Mentre l’incontro proprietà-sindacati era in corso, al di fuori si attendeva senza farsi eccessive illusioni. Chiacchierando con i lavoratori della Olimpias emerge il quadro di un’azienda che gli stessi consideravano sana, attiva, e, senza volerne fare un panegirico, "un buon posto per lavorare". Le prospettive non apparivano, a dispetto della crisi, malvage; anche per questo la decisione di Benetton di dismettere l’impianto è giunta come una mazzata.
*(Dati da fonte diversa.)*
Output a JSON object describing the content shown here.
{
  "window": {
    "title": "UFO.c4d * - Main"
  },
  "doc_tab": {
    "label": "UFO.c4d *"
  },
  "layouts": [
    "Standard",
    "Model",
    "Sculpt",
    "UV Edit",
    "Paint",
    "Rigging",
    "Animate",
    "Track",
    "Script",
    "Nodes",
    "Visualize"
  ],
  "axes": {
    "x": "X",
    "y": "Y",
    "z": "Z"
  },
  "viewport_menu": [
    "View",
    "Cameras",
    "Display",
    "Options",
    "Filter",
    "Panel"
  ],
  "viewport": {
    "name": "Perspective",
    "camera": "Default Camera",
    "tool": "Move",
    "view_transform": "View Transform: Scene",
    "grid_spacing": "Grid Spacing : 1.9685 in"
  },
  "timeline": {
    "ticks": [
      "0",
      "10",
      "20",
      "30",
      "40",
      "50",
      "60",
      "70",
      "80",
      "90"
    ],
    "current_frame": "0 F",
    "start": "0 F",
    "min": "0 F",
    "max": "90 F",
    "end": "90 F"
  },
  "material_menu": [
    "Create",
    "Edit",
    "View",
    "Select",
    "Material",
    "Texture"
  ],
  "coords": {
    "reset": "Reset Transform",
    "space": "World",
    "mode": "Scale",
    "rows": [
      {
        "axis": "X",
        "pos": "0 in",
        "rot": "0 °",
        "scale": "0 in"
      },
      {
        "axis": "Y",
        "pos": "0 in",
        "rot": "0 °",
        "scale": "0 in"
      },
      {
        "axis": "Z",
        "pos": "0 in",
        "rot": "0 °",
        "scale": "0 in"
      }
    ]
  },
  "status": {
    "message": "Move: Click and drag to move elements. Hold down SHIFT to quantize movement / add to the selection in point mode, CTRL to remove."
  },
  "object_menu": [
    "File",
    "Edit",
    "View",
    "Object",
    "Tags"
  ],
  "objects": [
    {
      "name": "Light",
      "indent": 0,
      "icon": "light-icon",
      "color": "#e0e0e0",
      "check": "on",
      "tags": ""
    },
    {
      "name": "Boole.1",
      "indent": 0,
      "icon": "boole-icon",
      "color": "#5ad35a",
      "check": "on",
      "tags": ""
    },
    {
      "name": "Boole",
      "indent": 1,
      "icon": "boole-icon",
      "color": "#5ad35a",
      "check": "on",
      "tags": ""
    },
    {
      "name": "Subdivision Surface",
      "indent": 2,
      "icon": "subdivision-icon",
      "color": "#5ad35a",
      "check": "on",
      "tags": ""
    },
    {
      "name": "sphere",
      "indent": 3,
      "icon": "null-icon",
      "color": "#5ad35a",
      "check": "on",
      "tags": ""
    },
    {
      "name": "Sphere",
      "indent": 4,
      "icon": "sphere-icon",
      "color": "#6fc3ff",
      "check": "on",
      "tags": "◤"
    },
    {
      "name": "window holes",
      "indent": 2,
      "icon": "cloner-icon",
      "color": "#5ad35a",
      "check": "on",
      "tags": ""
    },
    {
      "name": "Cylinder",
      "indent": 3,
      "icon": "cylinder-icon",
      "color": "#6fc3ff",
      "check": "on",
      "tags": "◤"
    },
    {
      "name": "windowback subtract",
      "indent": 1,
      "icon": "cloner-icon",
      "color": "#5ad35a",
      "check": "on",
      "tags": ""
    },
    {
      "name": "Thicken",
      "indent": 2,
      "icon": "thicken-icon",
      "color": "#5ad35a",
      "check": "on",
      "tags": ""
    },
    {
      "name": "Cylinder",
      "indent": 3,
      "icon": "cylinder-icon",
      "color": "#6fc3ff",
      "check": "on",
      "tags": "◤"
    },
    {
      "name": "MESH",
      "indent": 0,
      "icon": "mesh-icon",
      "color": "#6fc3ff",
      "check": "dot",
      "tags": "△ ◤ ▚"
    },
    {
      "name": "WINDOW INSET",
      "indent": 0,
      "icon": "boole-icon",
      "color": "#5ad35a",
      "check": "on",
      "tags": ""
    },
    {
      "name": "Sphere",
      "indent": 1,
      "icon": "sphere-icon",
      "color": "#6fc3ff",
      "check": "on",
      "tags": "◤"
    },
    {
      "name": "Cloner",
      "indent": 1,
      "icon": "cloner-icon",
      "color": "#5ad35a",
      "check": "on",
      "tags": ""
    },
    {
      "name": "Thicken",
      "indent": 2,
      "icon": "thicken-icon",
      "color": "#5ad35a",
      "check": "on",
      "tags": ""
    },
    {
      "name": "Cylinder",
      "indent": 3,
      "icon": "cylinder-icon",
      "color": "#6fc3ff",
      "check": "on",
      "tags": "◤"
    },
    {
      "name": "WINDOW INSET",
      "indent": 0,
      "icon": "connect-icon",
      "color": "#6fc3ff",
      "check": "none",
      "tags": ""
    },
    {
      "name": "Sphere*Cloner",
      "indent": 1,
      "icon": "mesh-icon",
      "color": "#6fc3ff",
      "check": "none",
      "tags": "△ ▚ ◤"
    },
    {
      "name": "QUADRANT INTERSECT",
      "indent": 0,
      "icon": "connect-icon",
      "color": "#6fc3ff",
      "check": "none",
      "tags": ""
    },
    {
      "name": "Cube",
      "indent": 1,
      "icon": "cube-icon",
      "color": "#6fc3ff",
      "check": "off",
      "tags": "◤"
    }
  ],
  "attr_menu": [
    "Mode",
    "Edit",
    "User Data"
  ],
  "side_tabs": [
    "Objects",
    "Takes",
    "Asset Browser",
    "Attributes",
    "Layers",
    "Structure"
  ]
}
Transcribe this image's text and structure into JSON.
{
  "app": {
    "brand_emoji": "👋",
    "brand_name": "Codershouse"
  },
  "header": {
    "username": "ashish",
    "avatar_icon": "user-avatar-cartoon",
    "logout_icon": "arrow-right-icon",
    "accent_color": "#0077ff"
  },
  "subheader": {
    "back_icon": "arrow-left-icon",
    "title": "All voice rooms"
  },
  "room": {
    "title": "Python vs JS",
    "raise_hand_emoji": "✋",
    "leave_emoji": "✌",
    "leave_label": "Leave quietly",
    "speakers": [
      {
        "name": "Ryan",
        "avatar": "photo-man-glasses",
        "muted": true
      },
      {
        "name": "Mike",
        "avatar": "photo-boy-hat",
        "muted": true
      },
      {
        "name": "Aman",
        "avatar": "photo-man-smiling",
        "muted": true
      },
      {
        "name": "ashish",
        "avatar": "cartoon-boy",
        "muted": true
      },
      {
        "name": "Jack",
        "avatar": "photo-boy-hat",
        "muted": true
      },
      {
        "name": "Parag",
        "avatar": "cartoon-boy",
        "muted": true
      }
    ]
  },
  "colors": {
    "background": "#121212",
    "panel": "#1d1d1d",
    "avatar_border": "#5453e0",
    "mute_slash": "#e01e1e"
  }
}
Ancora cinque mesi fa l’ultima assunzione, quella di Marino: "Prima ero alla Cerana Cesare di Busto Arsizio, che ora sembra intenzionata ad acquisire lo stabile. E vi dico che, in vent’anni e passa di esperienza, non mi era ancora capitato di vedere lavorare un’azienda così intensamente". A Marino, messo fuori dal ciclo produttivo dopo meno di un anno dall’assunzione, non spetterà nemmeno la mobilità; appena più fortunato Enzo, che all’Olimpias era arrivato giusto un anno fa, e potrà usufruire di questa indennità. Ora, dopo l’incontro di oggi, i 117 della Olimpias (cui vanno aggiunti, a parte, tre dirigenti) non sembrano intenzionati a cedere tanto facilmente e ad interrompere l’occupazione, come invece vorrebbe la proprietà.